Writing Robust Web-Query Functions

Packages that rely on access to web resources need to be written carefully. Web resources can change location, can be temporarily unavailable, or can be very slow to access and retrieve. Functions that query web resources, should anticipate and handle such situations gracefully – failing quickly and clearly when the resource is not available in a reasonable time frame. Some avoidable problems seen in Bioconductor package code include infinite loops, use of all available R connections, and unclear error messages.

Guiding Principles

Remember the Bioconductor packages are built nightly across multiple operating systems, and that users benefit from easy-to-run vignettes and examples.

  1. Download files of reasonable size. Use system.time() to estimate the download time. Remember the package should require less than 5 minutes to run R CMD check --no-build-vignettes.

  2. Set a limit on the number of times the function tries a URL. Avoid while() statements that have no guaranteed termination. These become infinite loops and eventually result in build-system TIMEOUTs.

  3. Supply an informative error message.

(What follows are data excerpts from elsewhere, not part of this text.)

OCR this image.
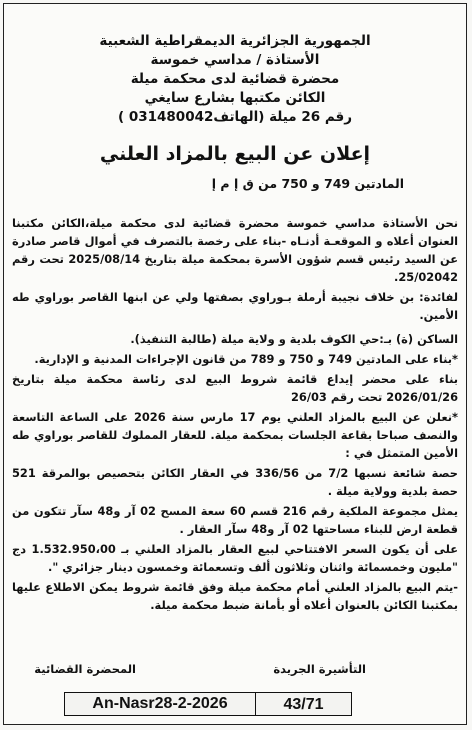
الجمهورية الجزائرية الديمقراطية الشعبية
الأستاذة / مداسي خموسة
محضرة قضائية لدى محكمة ميلة
الكائن مكتبها بشارع سايغي
رقم 26 ميلة (الهاتف031480042 )
إعلان عن البيع بالمزاد العلني
المادتين 749 و 750 من ق إ م إ

نحن الأستاذة مداسي خموسة محضرة قضائية لدى محكمة ميلة،الكائن مكتبنا العنوان أعلاه و الموقعـة أدنـاه -بناء على رخصة بالتصرف في أموال قاصر صادرة عن السيد رئيس قسم شؤون الأسرة بمحكمة ميلة بتاريخ 2025/08/14 تحت رقم 25/02042.

لفائدة: بن خلاف نجيبة أرملة بـوراوي بصفتها ولي عن ابنها القاصر بوراوي طه الأمين.

الساكن (ة) بـ:حي الكوف بلدية و ولاية ميلة (طالبة التنفيذ).

*بناء على المادتين 749 و 750 و 789 من قانون الإجراءات المدنية و الإدارية.

بناء على محضر إيداع قائمة شروط البيع لدى رئاسة محكمة ميلة بتاريخ 2026/01/26 تحت رقم 26/03

*نعلن عن البيع بالمزاد العلني يوم 17 مارس سنة 2026 على الساعة التاسعة والنصف صباحا بقاعة الجلسات بمحكمة ميلة. للعقار المملوك للقاصر بوراوي طه الأمين المتمثل في :

حصة شائعة نسبها 7/2 من 336/56 في العقار الكائن بتحصيص بوالمرقة 521 حصة بلدية وولاية ميلة .

يمثل مجموعة الملكية رقم 216 قسم 60 سعة المسح 02 آر و48 سآر تتكون من قطعة ارض للبناء مساحتها 02 آر و48 سآر العقار .

على أن يكون السعر الافتتاحي لبيع العقار بالمزاد العلني بـ 1.532.950،00 دج "مليون وخمسمائة واثنان وثلاثون ألف وتسعمائة وخمسون دينار جزائري ".

-يتم البيع بالمزاد العلني أمام محكمة ميلة وفق قائمة شروط يمكن الاطلاع عليها بمكتبنا الكائن بالعنوان أعلاه أو بأمانة ضبط محكمة ميلة.

المحضرة القضائية	التأشيرة الجريدة
An-Nasr28-2-2026	43/71
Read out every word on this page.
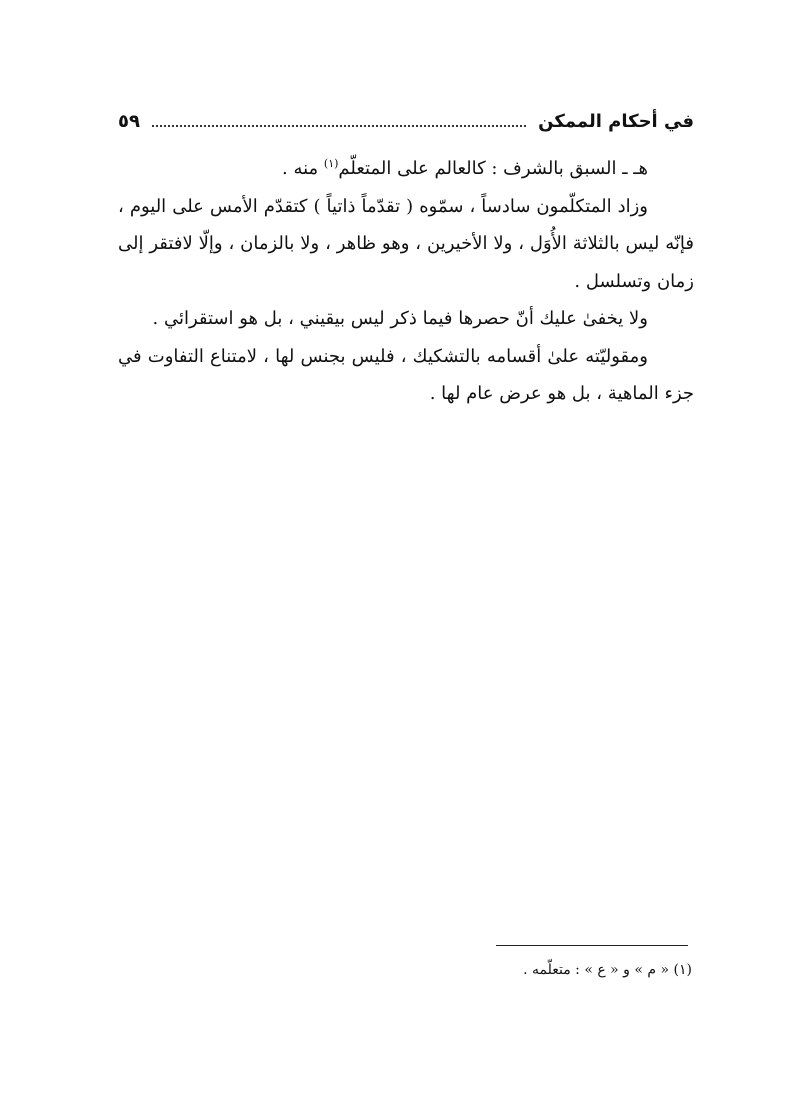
في أحكام الممكن
٥٩

هـ ـ السبق بالشرف : كالعالم على المتعلّم$^{(١)}$ منه .

وزاد المتكلّمون سادساً ، سمّوه ( تقدّماً ذاتياً ) كتقدّم الأمس على اليوم ، فإنّه ليس بالثلاثة الأُوَل ، ولا الأخيرين ، وهو ظاهر ، ولا بالزمان ، وإلّا لافتقر إلى زمان وتسلسل .

ولا يخفىٰ عليك أنّ حصرها فيما ذكر ليس بيقيني ، بل هو استقرائي .

ومقوليّته علىٰ أقسامه بالتشكيك ، فليس بجنس لها ، لامتناع التفاوت في جزء الماهية ، بل هو عرض عام لها .

(١) « م » و « ع » : متعلّمه .
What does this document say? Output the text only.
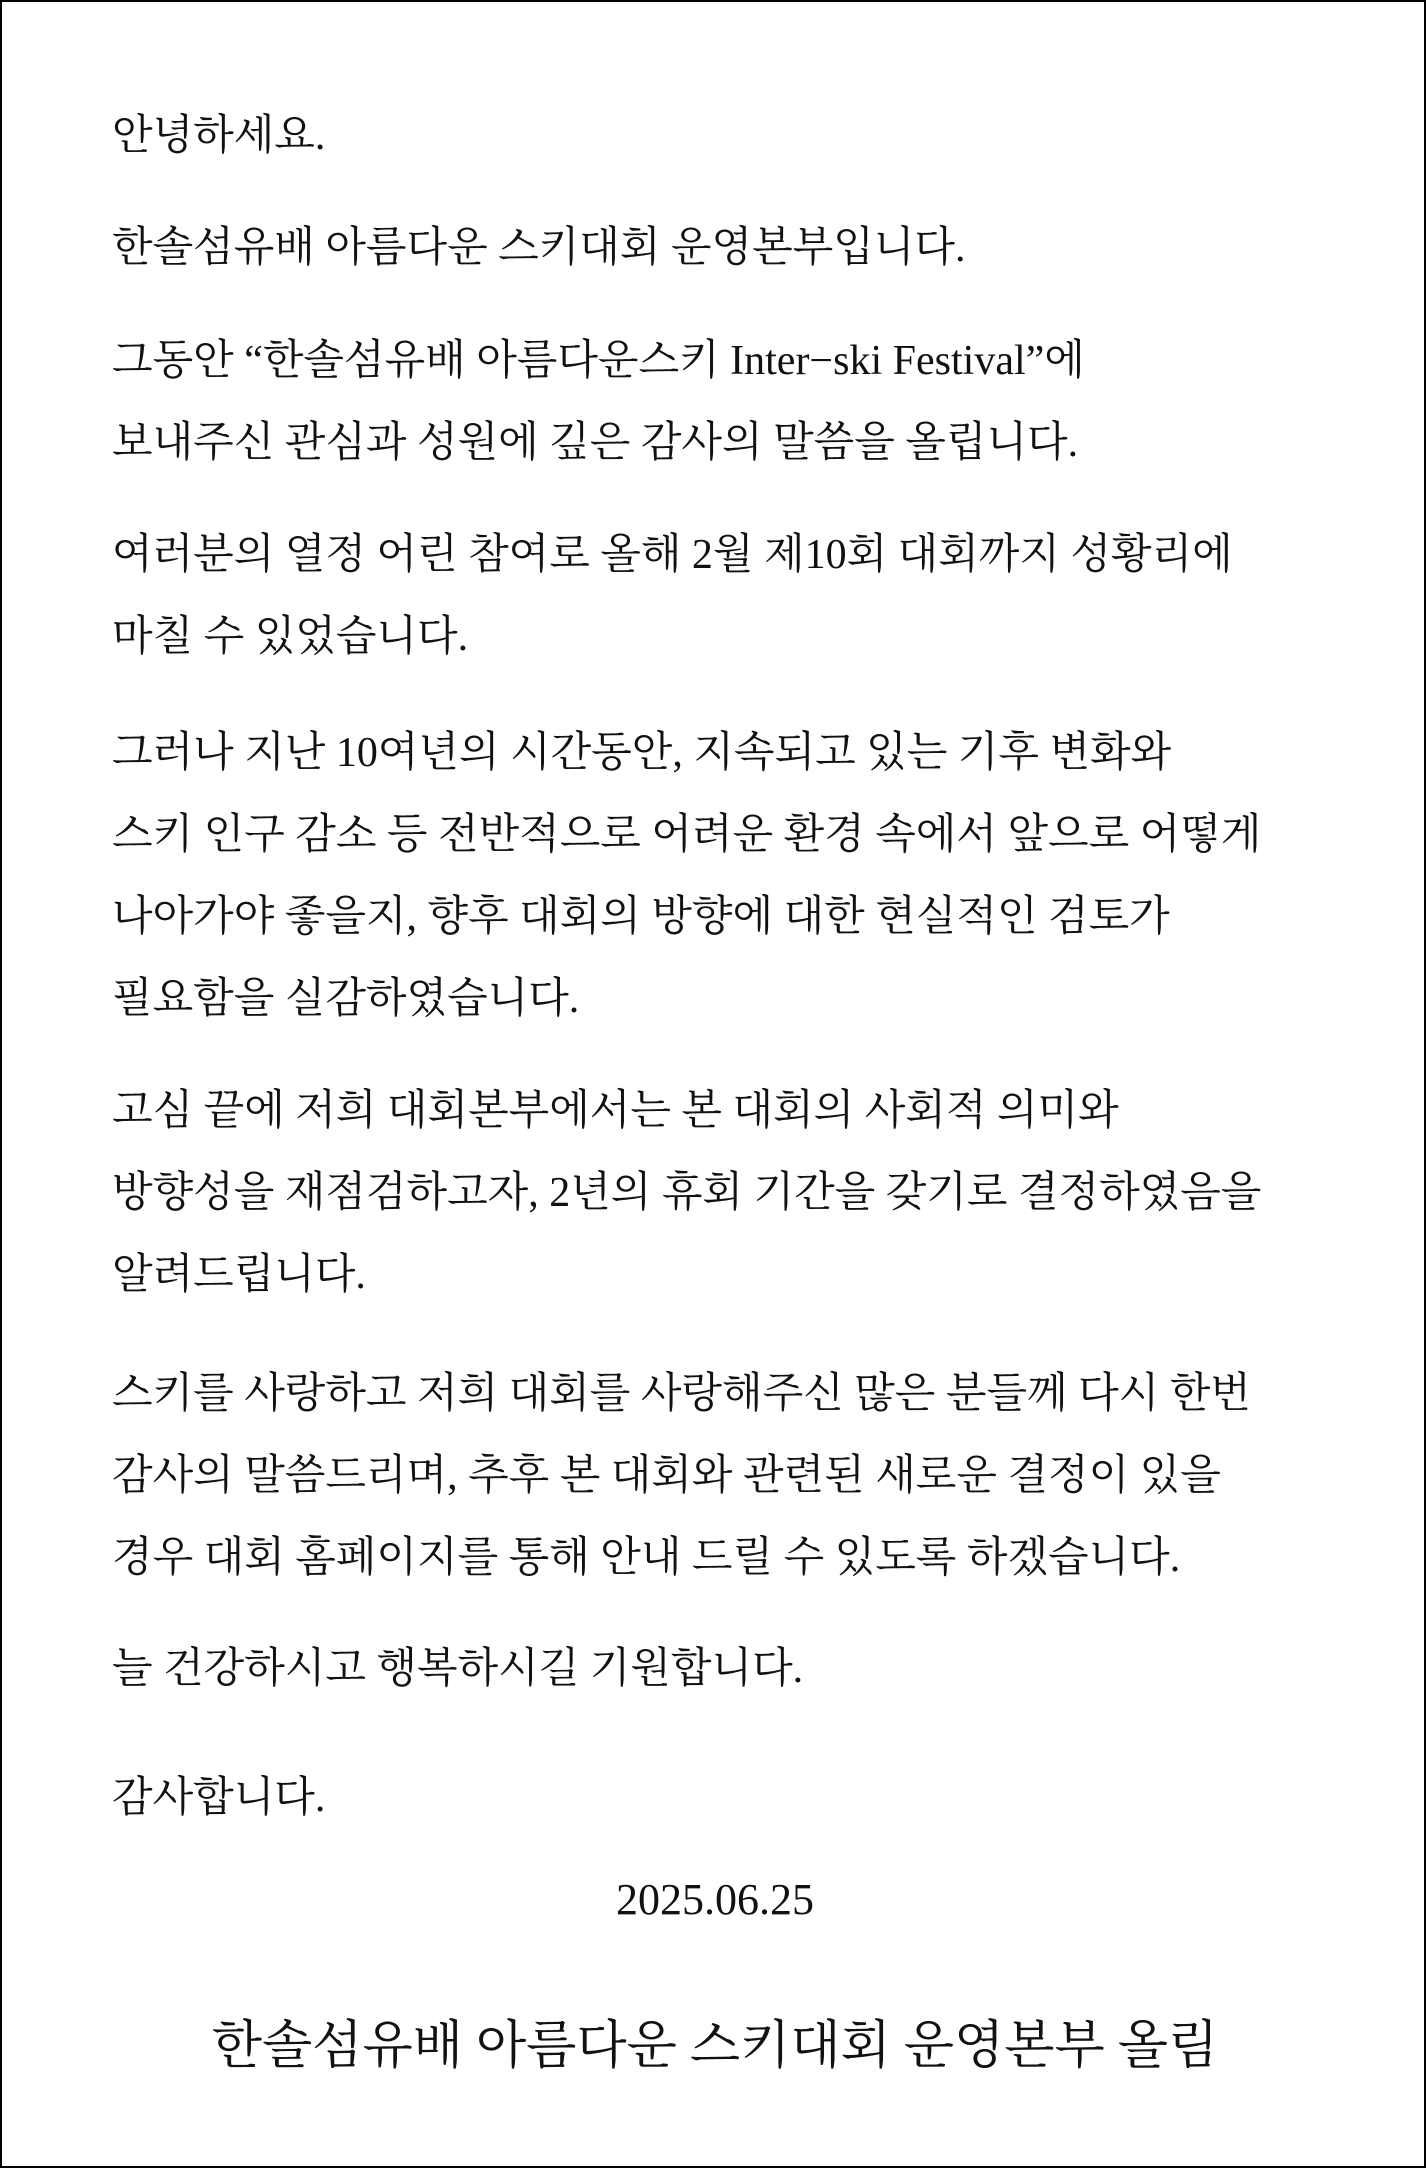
안녕하세요.

한솔섬유배 아름다운 스키대회 운영본부입니다.

그동안 “한솔섬유배 아름다운스키 Inter−ski Festival”에
보내주신 관심과 성원에 깊은 감사의 말씀을 올립니다.

여러분의 열정 어린 참여로 올해 2월 제10회 대회까지 성황리에
마칠 수 있었습니다.

그러나 지난 10여년의 시간동안, 지속되고 있는 기후 변화와
스키 인구 감소 등 전반적으로 어려운 환경 속에서 앞으로 어떻게
나아가야 좋을지, 향후 대회의 방향에 대한 현실적인 검토가
필요함을 실감하였습니다.

고심 끝에 저희 대회본부에서는 본 대회의 사회적 의미와
방향성을 재점검하고자, 2년의 휴회 기간을 갖기로 결정하였음을
알려드립니다.

스키를 사랑하고 저희 대회를 사랑해주신 많은 분들께 다시 한번
감사의 말씀드리며, 추후 본 대회와 관련된 새로운 결정이 있을
경우 대회 홈페이지를 통해 안내 드릴 수 있도록 하겠습니다.

늘 건강하시고 행복하시길 기원합니다.

감사합니다.

2025.06.25
한솔섬유배 아름다운 스키대회 운영본부 올림
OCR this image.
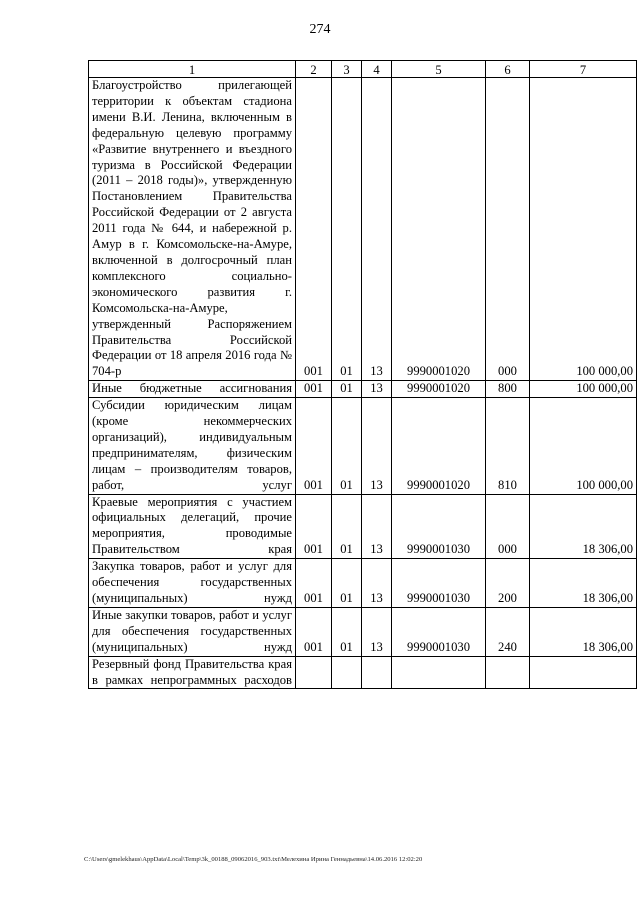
274
1	2	3	4	5	6	7
Благоустройство прилегающей территории к объектам стадиона имени В.И. Ленина, включенным в федеральную целевую программу «Развитие внутреннего и въездного туризма в Российской Федерации (2011 – 2018 годы)», утвержденную Постановлением Правительства Российской Федерации от 2 августа 2011 года № 644, и набережной р. Амур в г. Комсомольске-на-Амуре, включенной в долгосрочный план комплексного социально-экономического развития г. Комсомольска-на-Амуре, утвержденный Распоряжением Правительства Российской Федерации от 18 апреля 2016 года № 704-р	001	01	13	9990001020	000	100 000,00
Иные бюджетные ассигнования	001	01	13	9990001020	800	100 000,00
Субсидии юридическим лицам (кроме некоммерческих организаций), индивидуальным предпринимателям, физическим лицам – производителям товаров, работ, услуг	001	01	13	9990001020	810	100 000,00
Краевые мероприятия с участием официальных делегаций, прочие мероприятия, проводимые Правительством края	001	01	13	9990001030	000	18 306,00
Закупка товаров, работ и услуг для обеспечения государственных (муниципальных) нужд	001	01	13	9990001030	200	18 306,00
Иные закупки товаров, работ и услуг для обеспечения государственных (муниципальных) нужд	001	01	13	9990001030	240	18 306,00
Резервный фонд Правительства края в рамках непрограммных расходов						
C:\Users\gmelekhaus\AppData\Local\Temp\3k_00188_09062016_903.txt\Мелехина Ирина Геннадьевна\14.06.2016 12:02:20
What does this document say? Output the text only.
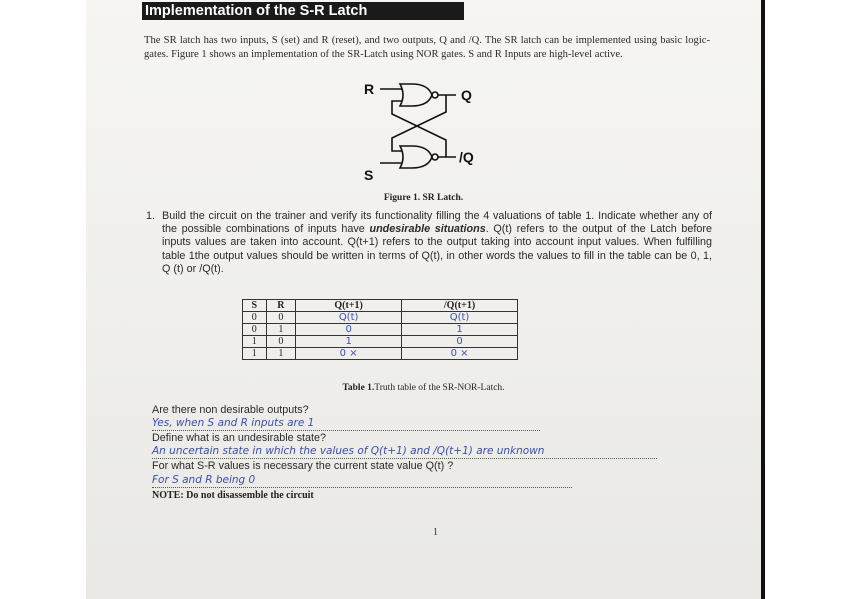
Implementation of the S-R Latch
The SR latch has two inputs, S (set) and R (reset), and two outputs, Q and /Q. The SR latch can be implemented using basic logic-gates. Figure 1 shows an implementation of the SR-Latch using NOR gates. S and R Inputs are high-level active.
R
S
Q
/Q
Figure 1. SR Latch.
1. Build the circuit on the trainer and verify its functionality filling the 4 valuations of table 1. Indicate whether any of the possible combinations of inputs have undesirable situations. Q(t) refers to the output of the Latch before inputs values are taken into account. Q(t+1) refers to the output taking into account input values. When fulfilling table 1the output values should be written in terms of Q(t), in other words the values to fill in the table can be 0, 1, Q (t) or /Q(t).
S	R	Q(t+1)	/Q(t+1)
0	0	Q(t)	Q(t)
0	1	0	1
1	0	1	0
1	1	0 ×	0 ×
Table 1.Truth table of the SR-NOR-Latch.
Are there non desirable outputs?
Yes, when S and R inputs are 1
Define what is an undesirable state?
An uncertain state in which the values of Q(t+1) and /Q(t+1) are unknown
For what S-R values is necessary the current state value Q(t) ?
For S and R being 0
NOTE: Do not disassemble the circuit
1
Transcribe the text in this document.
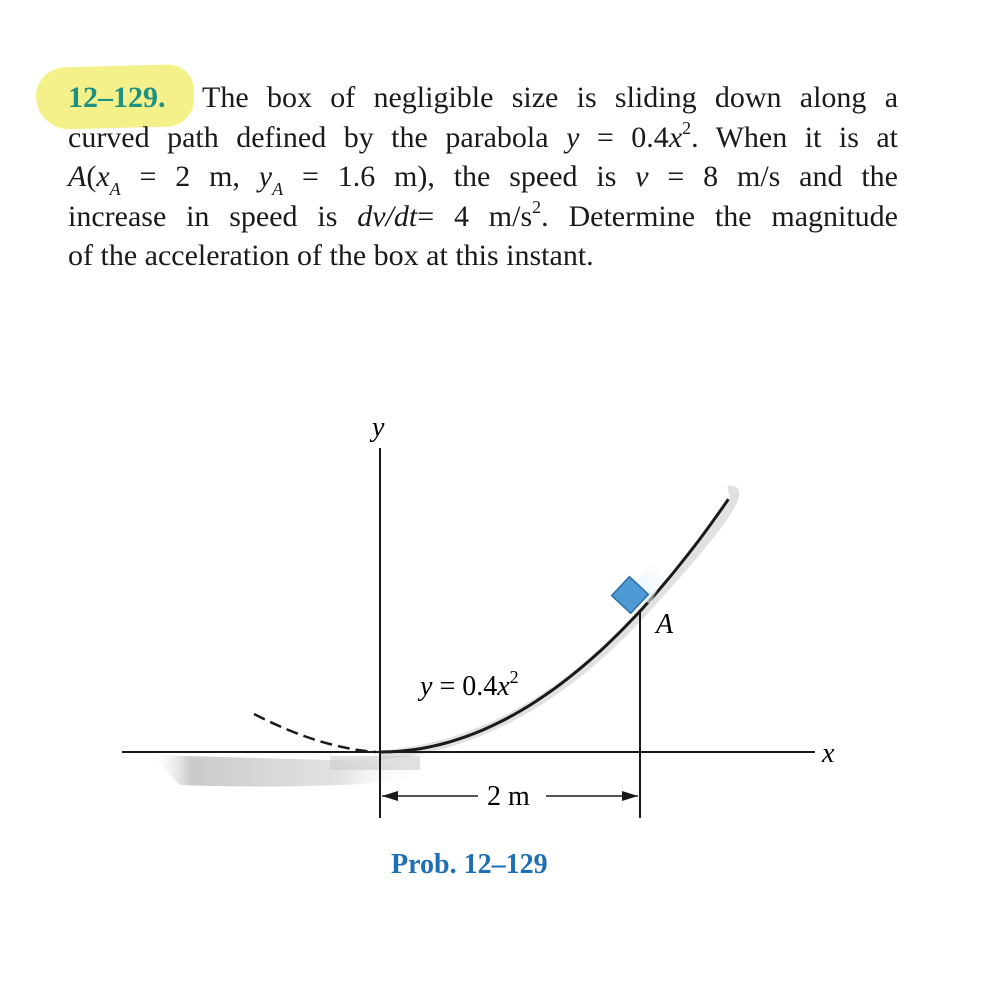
12–129. The box of negligible size is sliding down along a
curved path defined by the parabola $y = 0.4x^2$. When it is at
$A(x_A = 2$ m, $y_A = 1.6$ m), the speed is v = 8 m/s and the
increase in speed is dv/dt= 4 $m/s^2$. Determine the magnitude
of the acceleration of the box at this instant.
y
x
A
2 m
$y = 0.4x^2$
Prob. 12–129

Template for Resource Queries

This function can serve as a template for appropriate resource retrieval. It tries to retrieve the resource one or several times before failing, and takes as arguments:

The return value is the retrieved resource. If resource retrieval fails, the function indicates the failure, including the condition (error) message on the last attempt. Warnings propagate to the user in the normal way.

getURL <- function(URL, FUN, ..., N.TRIES=1L) {
    N.TRIES <- as.integer(N.TRIES)
    stopifnot(length(N.TRIES) == 1L, !is.na(N.TRIES))

    while (N.TRIES >= 0L)
        result <- tryCatch(FUN(URL, ...), error=identity)
        if (!inherits(result, "error"))
            break
        N.TRIES <- N.TRIES - 1L
    }

    if (N.TRIES == 0L) {
        stop("'getURL()' failed:",
             "\n  URL: ", URL,
             "\n  error: ", conditionMessage(result))
    }

    result
}

Base R functions using url() connections respect getOption("timeout"); see ?url for details.

FUN might be implemented to retrieve the resource and test for status, e.g.,

FUN <- function(URL, ...) {
    response <- httr::GET(URL, timeout(getOption("timeout")), ...)
    stop_for_status(response)
    response
}